This week we will hear from Barbara, who enjoyed her recent accompaniment with an iAccompany nursing professional.
Barbara lives in Northern Manitoba and is a member of the Pukatawagan First Nation. Oftentimes, when it comes to healthcare it is more difficult for Indigenous communities to get the help they need because of the geographical distance to the city and its doctors.
“Having a nurse beside you to interpret everything being said is very helpful,” said Barbara.
“Patients don’t always know what’s going on with their physical assessments when it’s done.”
When asked about what made iAccompany such a unique service, Barbara noted the support. When she didn’t understand what the doctor was saying, she had the opportunity to ask the nurse who was there with her. That was a key aspect for her and what made iAccompany stand out from other similar services.
Barbara also enjoyed the report she received via email following the appointment. The nurse was able to capture exactly what occurred in the appointment which was great for Barbara and her family to review.
The language barrier is a huge concern for people living in the north that must go to the city for certain medical issues.
“A lot of Northern First Nations communities experience challenges while they are out in the city. Many of our people that go into the urban centers to see a specialist or go for a regular checkup, they don’t know English,” said Barbara. “English is a second language to all indigenous people – this is a very important aspect of the iAccompany project.”
The peace of mind that comes from having someone with you is a huge component of iAccompany as well. Not only does it make you feel less alone, but it also puts someone in the room to help keep you emotionally stable.
“If the doctor were to tell you you have cancer, and there is no one in the office with you, it will do something mentally to you,” said Barbara. “You’ll start worrying about what’s going to happen and those kinds of things – having a nurse there to keep you calm and understand the doctor’s instructions helps.”
“The elderly population often have family members who bring them to appointments. However, it’s not the same as using someone who is a professional and not related to you.”
“For example, if you were going with your mother to an appointment, and she was told that she had cancer, you would probably be very emotional and unable to collect the right information from the doctor. Sometimes it’s too close for you to comprehend.”
Having an iAccompany nursing professional at your side is the physical support you need. They understand the medical terminology and can calmly and accurately present a summary of the appointment in the post-visit report.
“It was very nice to know I had support during the appointment. It is pretty scary for people to go into appointments alone and they have to talk to the doctor and then they don’t really know what’s happening with their medical condition.”

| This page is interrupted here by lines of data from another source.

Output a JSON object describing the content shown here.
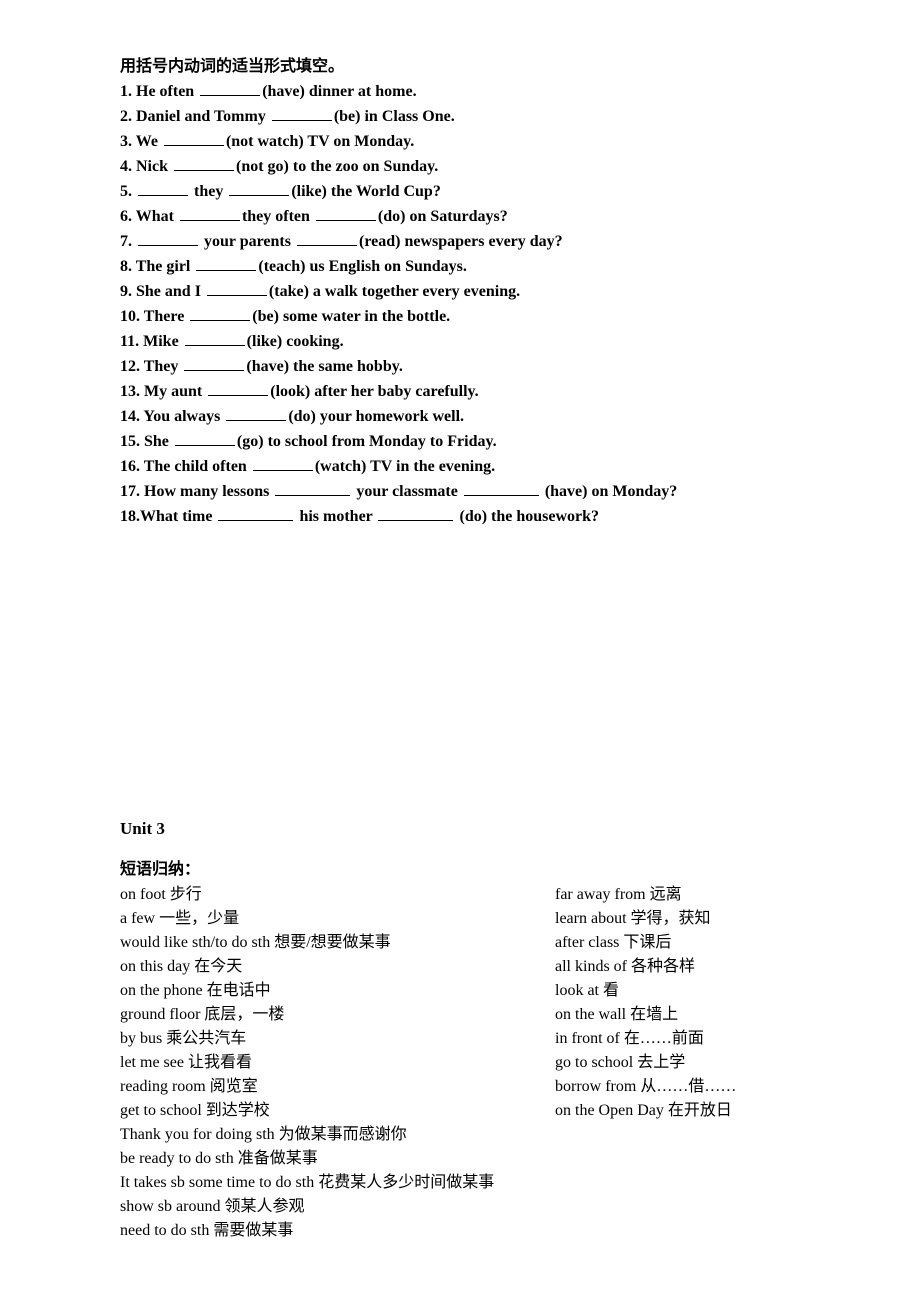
{
  "instruction": "用括号内动词的适当形式填空。",
  "exercises": {
    "e1_a": "1. He often ",
    "e1_b": "(have) dinner at home.",
    "e2_a": "2. Daniel and Tommy ",
    "e2_b": "(be) in Class One.",
    "e3_a": "3. We ",
    "e3_b": "(not watch) TV on Monday.",
    "e4_a": "4. Nick ",
    "e4_b": "(not go) to the zoo on Sunday.",
    "e5_a": "5. ",
    "e5_b": " they ",
    "e5_c": "(like) the World Cup?",
    "e6_a": "6. What ",
    "e6_b": "they often ",
    "e6_c": "(do) on Saturdays?",
    "e7_a": "7. ",
    "e7_b": " your parents ",
    "e7_c": "(read) newspapers every day?",
    "e8_a": "8. The girl ",
    "e8_b": "(teach) us English on Sundays.",
    "e9_a": "9. She and I ",
    "e9_b": "(take) a walk together every evening.",
    "e10_a": "10. There ",
    "e10_b": "(be) some water in the bottle.",
    "e11_a": "11. Mike ",
    "e11_b": "(like) cooking.",
    "e12_a": "12. They ",
    "e12_b": "(have) the same hobby.",
    "e13_a": "13. My aunt ",
    "e13_b": "(look) after her baby carefully.",
    "e14_a": "14. You always ",
    "e14_b": "(do) your homework well.",
    "e15_a": "15. She ",
    "e15_b": "(go) to school from Monday to Friday.",
    "e16_a": "16. The child often ",
    "e16_b": "(watch) TV in the evening.",
    "e17_a": "17. How many lessons ",
    "e17_b": " your classmate ",
    "e17_c": " (have) on Monday?",
    "e18_a": "18.What time ",
    "e18_b": " his mother ",
    "e18_c": " (do) the housework?"
  },
  "unit_title": "Unit 3",
  "section_title": "短语归纳：",
  "phrases_left": {
    "p0": "on foot  步行",
    "p1": "a few  一些，少量",
    "p2": "would like sth/to do sth  想要/想要做某事",
    "p3": "on this day  在今天",
    "p4": "on the phone  在电话中",
    "p5": "ground floor  底层，一楼",
    "p6": "by bus    乘公共汽车",
    "p7": "let me see  让我看看",
    "p8": "reading room  阅览室",
    "p9": "get to school  到达学校"
  },
  "phrases_right": {
    "p0": "far away from  远离",
    "p1": " learn about  学得，获知",
    "p2": " after class  下课后",
    "p3": " all kinds of  各种各样",
    "p4": " look at  看",
    "p5": "  on the wall  在墙上",
    "p6": "  in front of  在……前面",
    "p7": "  go to school  去上学",
    "p8": "  borrow    from    从……借……",
    "p9": "  on the Open Day  在开放日"
  },
  "phrases_full": {
    "p0": "Thank you for doing sth  为做某事而感谢你",
    "p1": "be ready to do sth  准备做某事",
    "p2": "It takes sb some time to do sth  花费某人多少时间做某事",
    "p3": "show sb around  领某人参观",
    "p4": "need to do sth  需要做某事"
  }
}
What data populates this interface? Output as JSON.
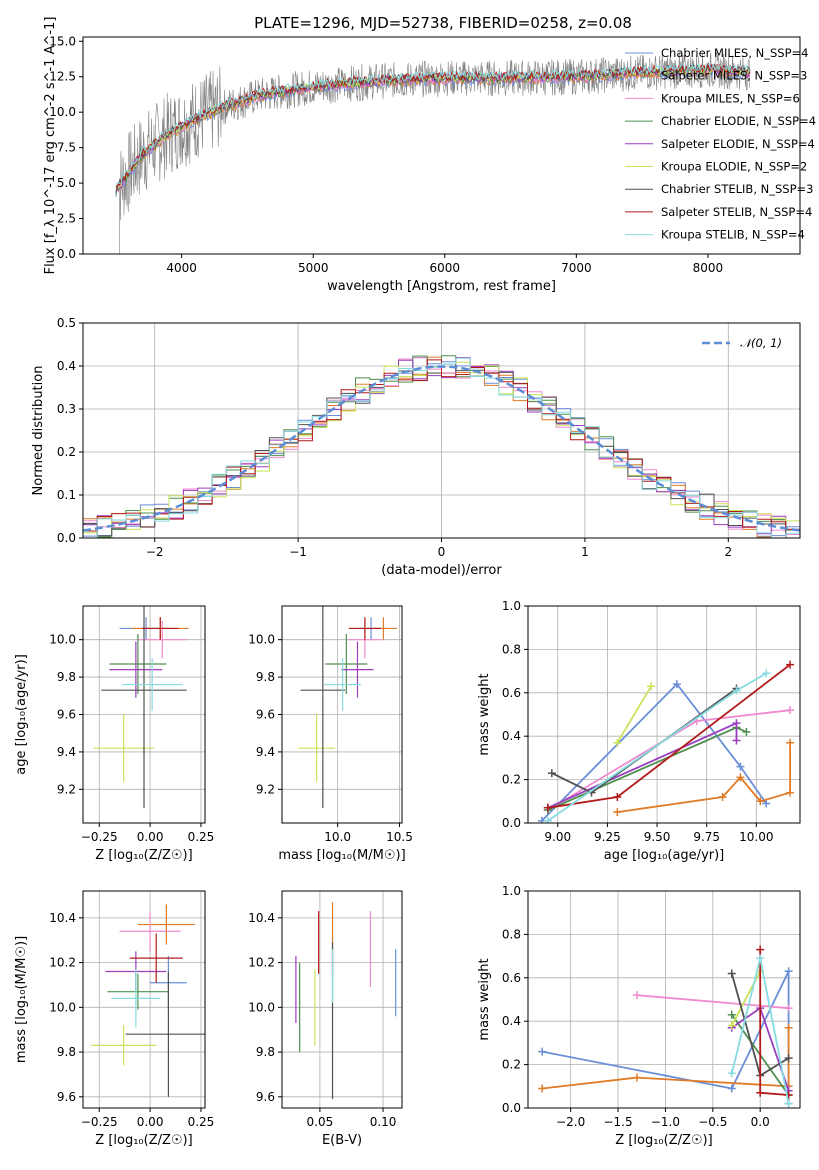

For people in the north, the time between appointments can sometimes be detrimental depending on your condition. With iAccompany, you get a next-day detailed report outlining what was discussed as well as an indication of the follow-up required.
The next steps detailed in the report allow you to plan accordingly for lab work, follow-up appointments, or anything else suggested by the doctor.
“Because of all the disparities in terms of healthcare that we experience in the north – we need services like this to help those with multiple conditions,” said Barbara.
Barbara mentioned statistics for people visiting doctors outside the community.
“For one year, we have close to four thousand people who travel to the cities for medical appointments. Probably one-third of that population will go with a family member, but two-thirds will go on their own.”
For Barbara, the two-thirds is the group she is concerned about.
For an Indigenous community, many of their members fall through the healthcare cracks. Because of the language barrier, when people go to the bigger cities to attend appointments, they do not really understand what the doctor is telling them.
“iAccompany would help the health system immensely.”